The next morning, we could see patches of snow on some of the mountains around us, however the cloud cover was low enough to temper my excitement about the potential for clear views higher up the valley.
Our day’s highlight came early when we arrived at an Indian army base in Tsopta Valley, elevation 4,100 meters (about 13,500 feet). The sensitive border situation with Tibet/China and a plethora of military installations are the cause for all the permits required to travel anywhere of interest in Sikkim. Thankfully, most of the permits are free and arranged via tour operators.
Guide close at hand, we walked a little further up the road which lead north through the valley to Tibet. Large military vehicles were constantly rumbling by us, along with the occasional jeep of Indian tourists who were allowed to visit a lake 30km to the northwest. I was ecstatic to be so high up. There was a distinct change in the terrain at that altitude, and to our west we could catch glimpses of Sikkim’s Himalayan peaks. The southern border of Tibet was a mere 20km north of us.

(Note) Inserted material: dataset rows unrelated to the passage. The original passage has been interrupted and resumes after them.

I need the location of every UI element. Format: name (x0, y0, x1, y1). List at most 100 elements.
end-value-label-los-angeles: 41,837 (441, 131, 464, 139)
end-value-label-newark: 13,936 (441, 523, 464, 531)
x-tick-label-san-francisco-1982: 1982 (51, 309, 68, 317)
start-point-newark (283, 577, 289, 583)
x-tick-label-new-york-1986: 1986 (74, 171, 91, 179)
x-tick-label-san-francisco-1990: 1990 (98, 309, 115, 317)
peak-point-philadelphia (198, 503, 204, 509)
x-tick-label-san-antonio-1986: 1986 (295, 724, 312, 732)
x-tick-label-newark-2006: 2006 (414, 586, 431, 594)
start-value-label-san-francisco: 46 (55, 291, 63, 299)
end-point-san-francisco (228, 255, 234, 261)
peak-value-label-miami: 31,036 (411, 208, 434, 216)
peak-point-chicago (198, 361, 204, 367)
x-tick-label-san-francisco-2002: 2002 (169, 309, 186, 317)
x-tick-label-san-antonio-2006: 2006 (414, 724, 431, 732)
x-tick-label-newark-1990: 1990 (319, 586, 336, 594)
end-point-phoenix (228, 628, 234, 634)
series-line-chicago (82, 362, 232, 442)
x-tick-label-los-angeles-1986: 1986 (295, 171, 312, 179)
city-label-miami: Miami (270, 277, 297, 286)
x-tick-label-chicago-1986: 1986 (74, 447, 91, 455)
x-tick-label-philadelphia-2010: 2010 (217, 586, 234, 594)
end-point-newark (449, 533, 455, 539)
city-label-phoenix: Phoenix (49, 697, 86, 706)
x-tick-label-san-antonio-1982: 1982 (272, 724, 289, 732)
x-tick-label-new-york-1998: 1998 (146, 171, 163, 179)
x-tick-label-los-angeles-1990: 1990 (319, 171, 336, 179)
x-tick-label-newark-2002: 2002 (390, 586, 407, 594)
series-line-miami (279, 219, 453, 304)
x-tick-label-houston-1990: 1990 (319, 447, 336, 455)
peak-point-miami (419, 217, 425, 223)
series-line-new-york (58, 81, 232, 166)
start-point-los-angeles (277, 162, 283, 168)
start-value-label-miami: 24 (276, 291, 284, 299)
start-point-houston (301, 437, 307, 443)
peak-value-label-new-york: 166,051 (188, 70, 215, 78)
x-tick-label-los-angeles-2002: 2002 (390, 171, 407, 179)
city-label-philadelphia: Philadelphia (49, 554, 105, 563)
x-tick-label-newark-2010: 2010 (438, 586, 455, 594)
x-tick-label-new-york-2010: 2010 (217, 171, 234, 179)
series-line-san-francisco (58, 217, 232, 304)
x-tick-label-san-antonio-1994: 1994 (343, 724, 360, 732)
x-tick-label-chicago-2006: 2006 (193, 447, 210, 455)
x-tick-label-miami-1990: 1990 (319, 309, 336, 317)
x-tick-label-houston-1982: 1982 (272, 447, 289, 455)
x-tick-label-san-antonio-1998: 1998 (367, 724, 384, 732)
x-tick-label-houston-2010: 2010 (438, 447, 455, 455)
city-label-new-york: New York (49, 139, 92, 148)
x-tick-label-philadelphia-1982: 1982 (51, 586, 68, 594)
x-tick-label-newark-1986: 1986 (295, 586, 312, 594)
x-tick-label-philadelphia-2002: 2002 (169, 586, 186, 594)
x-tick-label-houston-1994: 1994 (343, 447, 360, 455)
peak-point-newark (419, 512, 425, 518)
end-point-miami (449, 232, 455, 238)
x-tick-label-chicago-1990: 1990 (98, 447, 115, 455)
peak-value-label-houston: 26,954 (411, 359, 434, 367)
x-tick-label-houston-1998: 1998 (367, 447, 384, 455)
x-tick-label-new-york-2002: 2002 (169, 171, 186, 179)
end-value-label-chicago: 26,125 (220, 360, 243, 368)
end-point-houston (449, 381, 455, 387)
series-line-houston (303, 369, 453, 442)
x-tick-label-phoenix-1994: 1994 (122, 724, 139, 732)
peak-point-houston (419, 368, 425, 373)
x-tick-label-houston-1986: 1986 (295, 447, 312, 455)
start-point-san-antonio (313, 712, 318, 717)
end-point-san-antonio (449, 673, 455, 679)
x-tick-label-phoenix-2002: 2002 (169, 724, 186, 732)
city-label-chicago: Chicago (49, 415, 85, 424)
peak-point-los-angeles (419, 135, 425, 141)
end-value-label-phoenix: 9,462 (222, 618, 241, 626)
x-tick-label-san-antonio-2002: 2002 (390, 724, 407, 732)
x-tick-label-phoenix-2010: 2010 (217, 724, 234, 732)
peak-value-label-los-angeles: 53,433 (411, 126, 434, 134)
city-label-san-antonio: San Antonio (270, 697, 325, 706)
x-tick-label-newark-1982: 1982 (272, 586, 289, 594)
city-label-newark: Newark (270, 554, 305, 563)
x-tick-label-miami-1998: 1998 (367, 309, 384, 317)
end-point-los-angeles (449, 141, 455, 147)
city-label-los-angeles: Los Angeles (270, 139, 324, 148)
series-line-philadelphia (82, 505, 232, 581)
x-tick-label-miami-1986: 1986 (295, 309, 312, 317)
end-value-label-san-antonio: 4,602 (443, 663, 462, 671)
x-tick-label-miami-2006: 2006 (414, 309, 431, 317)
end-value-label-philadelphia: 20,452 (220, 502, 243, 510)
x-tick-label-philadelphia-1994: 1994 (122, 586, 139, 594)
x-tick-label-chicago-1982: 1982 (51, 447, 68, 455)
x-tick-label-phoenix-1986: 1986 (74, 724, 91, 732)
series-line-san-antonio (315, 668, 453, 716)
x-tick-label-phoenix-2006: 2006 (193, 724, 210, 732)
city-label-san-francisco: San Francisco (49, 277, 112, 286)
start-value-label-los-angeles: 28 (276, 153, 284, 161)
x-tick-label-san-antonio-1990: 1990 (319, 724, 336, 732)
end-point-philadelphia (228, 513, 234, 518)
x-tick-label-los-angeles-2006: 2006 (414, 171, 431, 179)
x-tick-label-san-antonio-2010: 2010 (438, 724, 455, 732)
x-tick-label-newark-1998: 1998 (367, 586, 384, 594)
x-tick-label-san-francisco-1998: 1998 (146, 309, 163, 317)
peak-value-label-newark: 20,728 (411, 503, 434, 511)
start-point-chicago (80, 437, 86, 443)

After enjoying ourselves, breakfast was consumed and we were back in the jeep, backtracking a few hours before heading north again toward another valley to the east. Our driver made a stop for gas, and as he began to pull back onto the road, ran over a large rock which had probably been used as a brake behind the tire of the last jeep to stop there. The jeep was now stuck in first gear due to a broken clutch. We puttered our way back to nearby Chungthang where several hours were spent trying to fix the problem.
As darkness approached, our guide who was clearly stressed out, found a jeep to take us the relatively short 20km to Lachung (elevation 2,900 meters). Unfortunately, the only jeep we were able to get was a piece of crap. The hood was raised so it could be started, and the right side mirror was non-existent. The young guy driving was the owner of the jeep, and I felt he was going too fast, and not paying enough attention. At one point, after dark, he was changing the music on his cell phone while we careening along the precipitous edges of cliffs. I had a distraught and tense look on my face the whole time.
Once settled into our rooms, I let off some steam about how angry I was at the situation I had allowed myself to be put in. I didn’t feel safe, and even our guide said at that point that there was a moment when he was scared. Natalie and Cameron mentioned that there were fumes from the engine coming through the dashboard. Eventually, I regained my composure with the help of a beer.